El salto civilizatorio que dieron los primitivos griegos de la polis partía de una proceso de desacralización que estaba implícito en el hecho de otorgar cualidades antropomórficas a los dioses. Bajo esa impronta se transó del pensamiento mágico a la filosofía. Lo que fomenta la voraz invasión del Estado es, por el contrario, una persistente regresión. Mitifica la realidad como ardid para retener el poder sobre la sociedad a la que dice servir. Igual que el recurso a la UME, el invento del “héroe” en escenarios que han sufrido el azote devastador de los elementos forma parte de una estrategia anuladora de lo “civilizado”. Porque al promocionar sobre su comunidad a alguien que ha tenido un comportamiento digno con sus semejantes, incluso exponiendo su vida, lo que persigue es elevar a la categoría de excepción lo que normalmente es habitual entre la gente en esas circunstancias. El “héroe”, así externalizado, envilece al conjunto de procedencia que por contraste se supone inanimado, y juega en la misma liga disolvente de todas las nomenklaturas. Levantando monumentos a la casa-cuartel y al soldado reconocido.

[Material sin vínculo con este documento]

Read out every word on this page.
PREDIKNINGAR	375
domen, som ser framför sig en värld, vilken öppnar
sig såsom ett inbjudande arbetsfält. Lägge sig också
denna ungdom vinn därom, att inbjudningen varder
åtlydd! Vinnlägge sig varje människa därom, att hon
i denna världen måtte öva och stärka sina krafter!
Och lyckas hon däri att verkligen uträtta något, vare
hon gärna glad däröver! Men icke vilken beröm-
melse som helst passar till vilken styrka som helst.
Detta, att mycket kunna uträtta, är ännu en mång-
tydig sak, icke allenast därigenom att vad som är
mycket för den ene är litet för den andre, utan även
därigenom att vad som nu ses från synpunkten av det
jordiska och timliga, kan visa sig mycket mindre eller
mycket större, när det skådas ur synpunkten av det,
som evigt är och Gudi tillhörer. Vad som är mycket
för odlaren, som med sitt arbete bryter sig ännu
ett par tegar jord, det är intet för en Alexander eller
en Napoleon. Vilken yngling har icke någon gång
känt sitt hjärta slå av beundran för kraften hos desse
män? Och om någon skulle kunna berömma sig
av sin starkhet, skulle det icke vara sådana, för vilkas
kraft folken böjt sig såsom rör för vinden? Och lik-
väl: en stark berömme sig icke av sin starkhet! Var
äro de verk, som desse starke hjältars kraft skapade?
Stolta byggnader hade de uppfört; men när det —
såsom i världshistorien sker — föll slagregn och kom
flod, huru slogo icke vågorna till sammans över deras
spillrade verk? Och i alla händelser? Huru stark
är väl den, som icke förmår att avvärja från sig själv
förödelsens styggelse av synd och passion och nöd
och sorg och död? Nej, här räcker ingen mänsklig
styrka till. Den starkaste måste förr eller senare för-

Hablamos de un desplazamiento de la existencia, “por nuestro propio bien”, donde el ganador, el que ocupa el poder por turno, se lo lleva todo. “Todo en el Estado, nada contra el Estado, nada fuera del Estado”. De ahí que sorprenda tanto más esas rarezas de personalidades que pudiendo gozar de merecida celebridad por la valía de sus propuestas, prefieren quedarse al margen de la corriente dominante. Que generalmente es un híbrido que idolatra a sendos dioses sin forma humana: Mercado y Estado. Esa es la extraordinaria proeza del 15-M al convertir en colectivo moral lo que hasta entonces era una masa adoctrinada en la superchería de la obediencia debida. Y ello impulsando los valores de igualdad, libertad y solidaridad que permiten a las personas reconocerse como humanidad. Los Banksy que vos matasteis aún gozan de buena salud.